Now, let’s assume you just inherited $1,000,000 that you would like to invest.
Have you ever seen the movie Office Space? It’s a great comedy about a guy named Peter who hates his job and just stops caring about work. Towards the end of the movie, he teams up with his two friends/coworkers in a scheme to steal money from his employer. The plan is to create a program that takes less than a penny from each transaction and deposits it into a bank account that they own. Peter argues that the company won’t notice because they are fractions of a penny, but over time it will add up to a lot of money.
Paying high fees in your investment accounts can have the same impact! Before I go any further, I am not saying that investment advisor fees are the same as the fraud committed in Office Space. I am trying to help you understand that seemingly small amounts can add up quickly.

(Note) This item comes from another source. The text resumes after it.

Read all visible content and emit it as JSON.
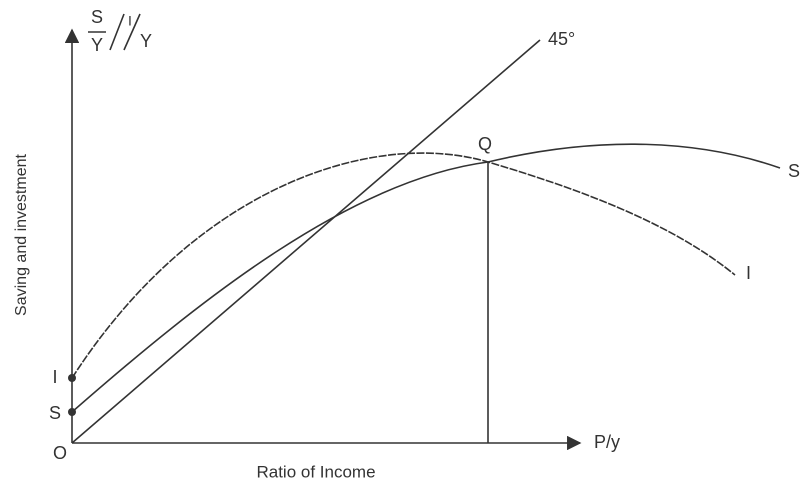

So what investment fees should you be concerned about? There are three main fees that people should focus on when they are choosing an advisor. These are account management fees, investment fund fees, and transaction fees. Account management fees are the fees that you are paying the financial advisor. The industry average is around 1.0%. Investment Fund fees are paid from each of the investments that you own. The average fee for mutual funds is around 1.25%. Finally, transaction fees are paid every time an investment is bought or sold. These fees are usually between $5 and $10 per transaction. In total, these three fees add up to around 2.25-2.5% per year.

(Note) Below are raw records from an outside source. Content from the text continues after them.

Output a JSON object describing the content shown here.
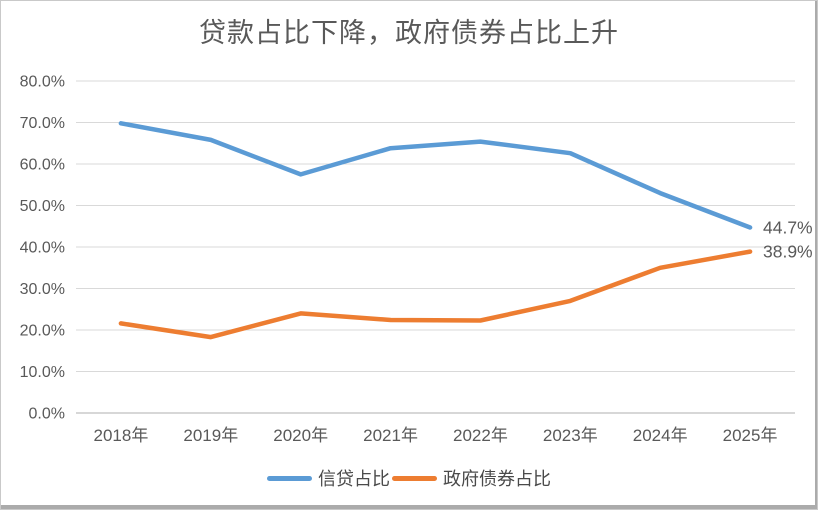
{
  "chart_data": {
    "type": "line",
    "title": "贷款占比下降，政府债券占比上升",
    "categories": [
      "2018年",
      "2019年",
      "2020年",
      "2021年",
      "2022年",
      "2023年",
      "2024年",
      "2025年"
    ],
    "series": [
      {
        "name": "信贷占比",
        "color": "#5B9BD5",
        "values": [
          69.8,
          65.8,
          57.5,
          63.8,
          65.4,
          62.6,
          53.0,
          44.7
        ],
        "end_label": "44.7%"
      },
      {
        "name": "政府债券占比",
        "color": "#ED7D31",
        "values": [
          21.6,
          18.3,
          24.0,
          22.4,
          22.3,
          27.0,
          35.0,
          38.9
        ],
        "end_label": "38.9%"
      }
    ],
    "ylim": [
      0,
      80
    ],
    "ytick_step": 10,
    "ytick_labels": [
      "0.0%",
      "10.0%",
      "20.0%",
      "30.0%",
      "40.0%",
      "50.0%",
      "60.0%",
      "70.0%",
      "80.0%"
    ],
    "grid": true,
    "legend_position": "bottom",
    "theme": {
      "grid_color": "#D9D9D9",
      "axis_color": "#BFBFBF",
      "tick_text_color": "#595959",
      "data_label_color": "#404040",
      "title_color": "#595959",
      "background": "#FFFFFF"
    }
  }
}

So what?!?! 2.5% doesn’t seem like that much. It may even be less than the amount you said you were willing to pay for investment management. Let’s run the numbers. 2.5% means that your $1 Million inheritance is now paying $25,000 in fees each year. That isn’t the end of the world because hopefully the investments will earn an average of 6-7% which means you are still a net positive. However, that is no small fee to pay each year. What if you could find an advisor who charges a lower fee and uses investment funds that charge 0.25% or less? You could lower your total fee percentage to be around 1.0% in total. That would mean you are paying around $10,000 on your $1 Million investment.

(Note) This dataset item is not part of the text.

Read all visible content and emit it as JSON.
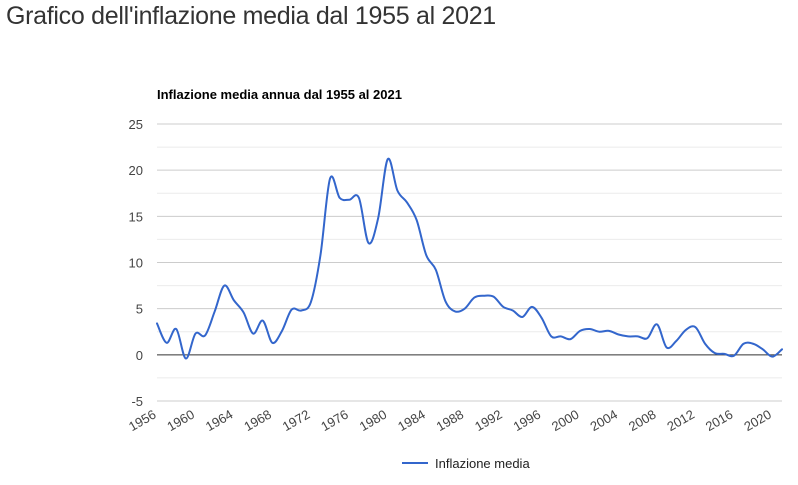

Now let’s look at these fees for the average investor saving for retirement. Let’s say you were to start with $10,000 in an IRA and contribute the maximum of $5,500 each year. If you do this for 40 years (at a 7% rate of return) and pay 2.5% in fees each year, you would end up with about $650,000. Not too shabby! If you did the same exact things, but only paid 1.0% in fees, you would wind up with about $950,000. That difference of 1.5% results in a $300,000 difference in your retirement account. That could be the difference in retiring and working another few years for your eight bosses.
As you start doing research on financial advisors to invest your $1 Million, or any amount you have, make sure to discuss fees. Ask them how much they get paid by you. Talk to them about how much they expect the investment fund fees to be. Also, ask if they make money from commissions or other programs. One of the best things to do is ask if the are a Fiduciary. These advisors usually have the most transparent fee pricing and don’t make anything from commissions.
Just like in Office Space, small amounts over a long period of time can make a big difference. Grab your red stapler and put on your 17 pieces of flair. Go talk to your financial advisor about this. If you don’t feel comfortable with their answers, find an advisor that you are comfortable with. Your investments are too important to work with someone you don’t feel is putting your interests above everything else.